Big men who can protect the passer in a pass-happy league will be a hot commodity in the first round of the NFL draft.
So what else is new?
A year ago, offensive tackles were taken first, second and fourth overall during a frantic run that saw eight offensive linemen disappear in the top 20 picks. This year, ESPN draft analyst Mel Kiper Jr. projects three tackles to be taken in the top nine picks and five overall in the first round.
Obviously, there are no guarantees on draft day. But tackles taken high tend to be safer picks (Yeah, we know about Tony Mandarich). Throw in the name “Matthews” and, well, one has to wonder if Texas A&M offensive tackle Jake Matthews isn’t the safest pick in the 2014 NFL draft.
“I’d like to think I wasn’t grand-fathered in,” joked Matthews, whose family’s NFL lineage dates back to grandfather Clay Sr.’s four-year stint with the 49ers in the 1950s. “I hope I earned my way here. It is special the family I came from.”
His father, Bruce, is a Hall of Fame offensive lineman who played 19 seasons. His uncle, Clay Jr., was a four-time Pro Bowl linebacker who also played 19 seasons. His cousins, Clay III, and Casey, play linebacker for the Packers and Eagles, respectively.
“I mean, having a Pro Football Hall of Famer help you figure out the position is definitely beneficial,” Matthews said.
Matthews was a two-year starter at right tackle before he switched to left tackle last year to replace Luke Joeckel, who was the No. 2 overall pick of the Jaguars a year ago.
Some have argued that Matthews was better than Joeckel. Of course, when asked why he didn’t turn pro last year, Matthews came up with the kind of answer you’d expect from a Matthews.
“One of the biggest things was the opportunity to play with my younger brother [Mike],” Matthews said. “He started at center for us last year.”
Of course, he did.
Greg Robinson, OT, Auburn
Considered the most athletically gifted lineman in the draft. He’s one of the heaviest at 332 pounds, but the pounds are distributed so well over a 6-5 frame that Robinson ran a 4.9 40-yard dash. He has long arms, big hands. An ability to protect the blind side and dominate in the run has Robinson projected in the top five.
Taylor Lewan, OT, Michigan
The son of former Gophers offensive lineman Dave Lewan should be a top-10 pick. Kiper has the 6-7, 309-pounder going No. 6 to Atlanta, which has the skilled players but needs the grunts. He could play either side after excelling at left tackle for the Wolverines.

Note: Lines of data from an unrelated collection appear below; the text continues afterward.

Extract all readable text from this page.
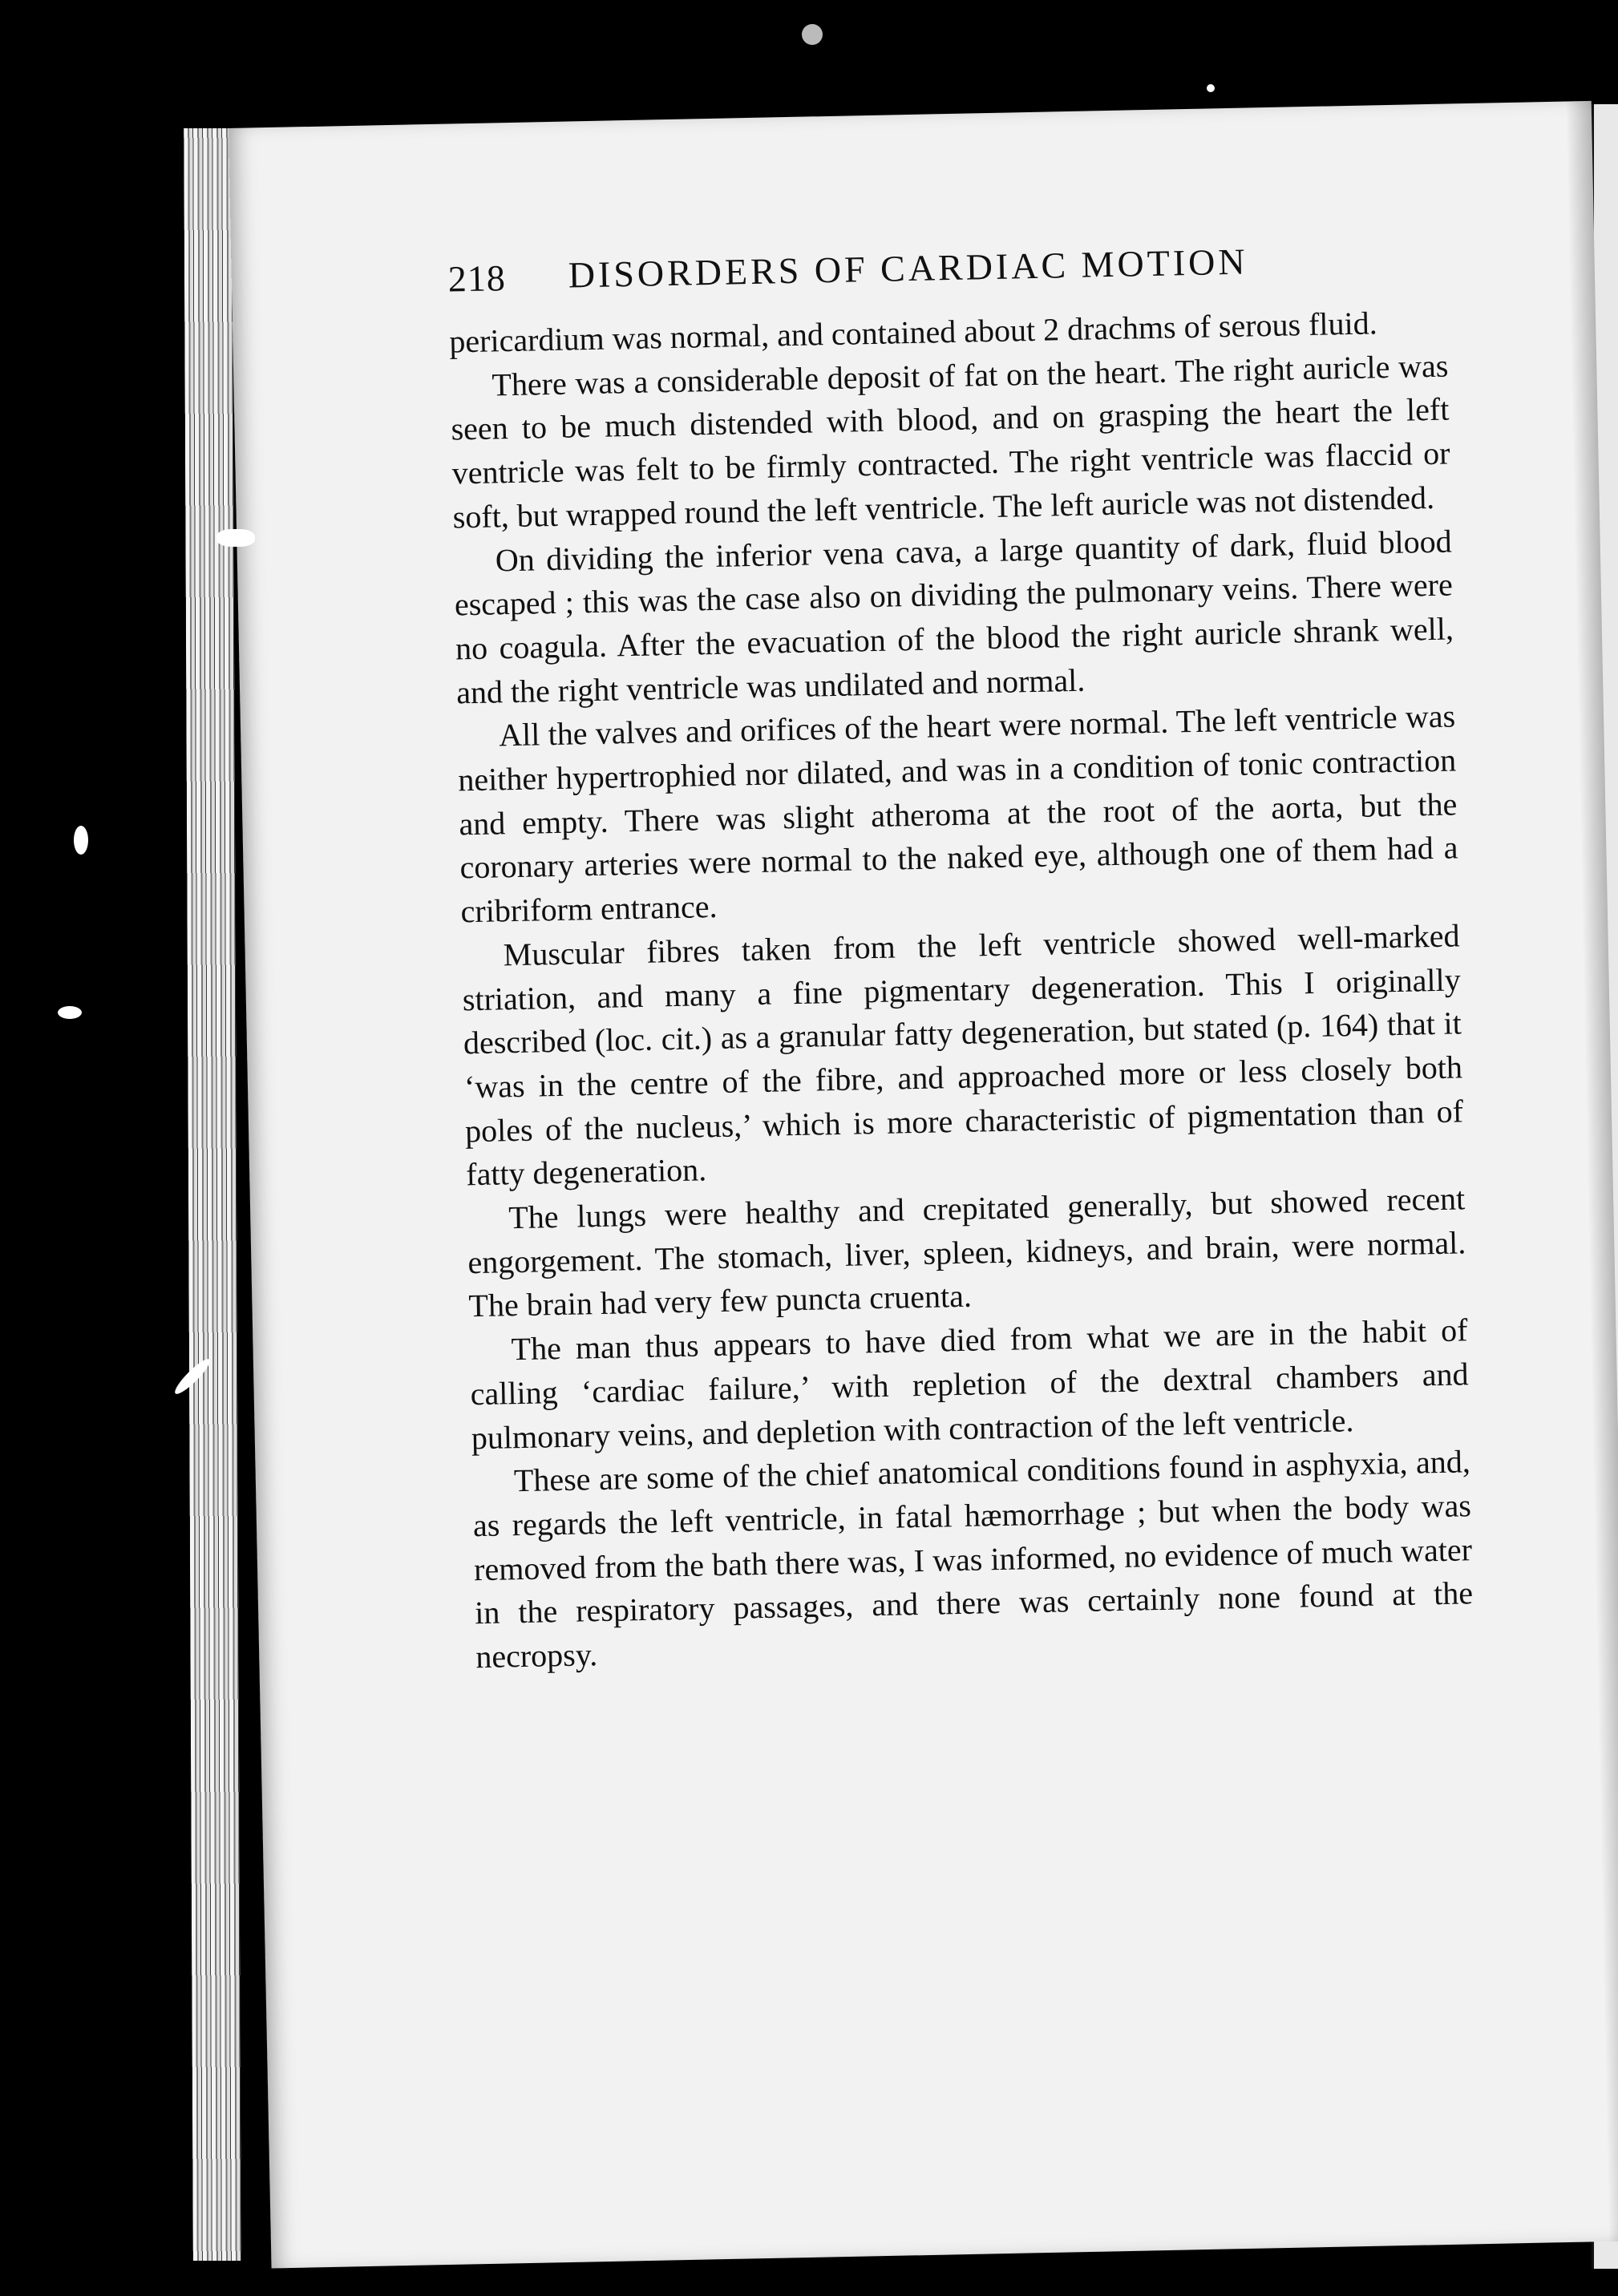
218 DISORDERS OF CARDIAC MOTION

pericardium was normal, and contained about 2 drachms of serous fluid.

There was a considerable deposit of fat on the heart. The right auricle was seen to be much distended with blood, and on grasping the heart the left ventricle was felt to be firmly contracted. The right ventricle was flaccid or soft, but wrapped round the left ventricle. The left auricle was not distended.

On dividing the inferior vena cava, a large quantity of dark, fluid blood escaped ; this was the case also on dividing the pulmonary veins. There were no coagula. After the evacuation of the blood the right auricle shrank well, and the right ventricle was undilated and normal.

All the valves and orifices of the heart were normal. The left ventricle was neither hypertrophied nor dilated, and was in a condition of tonic contraction and empty. There was slight atheroma at the root of the aorta, but the coronary arteries were normal to the naked eye, although one of them had a cribriform entrance.

Muscular fibres taken from the left ventricle showed well-marked striation, and many a fine pigmentary degeneration. This I originally described (loc. cit.) as a granular fatty degeneration, but stated (p. 164) that it ‘was in the centre of the fibre, and approached more or less closely both poles of the nucleus,’ which is more characteristic of pigmentation than of fatty degeneration.

The lungs were healthy and crepitated generally, but showed recent engorgement. The stomach, liver, spleen, kidneys, and brain, were normal. The brain had very few puncta cruenta.

The man thus appears to have died from what we are in the habit of calling ‘cardiac failure,’ with repletion of the dextral chambers and pulmonary veins, and depletion with contraction of the left ventricle.

These are some of the chief anatomical conditions found in asphyxia, and, as regards the left ventricle, in fatal hæmorrhage ; but when the body was removed from the bath there was, I was informed, no evidence of much water in the respiratory passages, and there was certainly none found at the necropsy.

Jake Matthews, OT, Texas A&M
Proved he can handle either side very well. Started two years on the right side and then made seamless transition to the left side as a senior. Based on genetics, the 6-5, 308-pounder also is a good bet for a durable, lengthy career.
Billy Turner, T-G, North Dakota State
Turner, a potential Day 2 pick, went to Mounds View High School and is the son of former Vikings running back Maurice Turner. A 6-5, 315-pound tackle in college, Turner is being projected by many teams, including the Vikings, as an NFL guard. The Vikings, who are looking for help at guard, included Turner in their top-30 visit.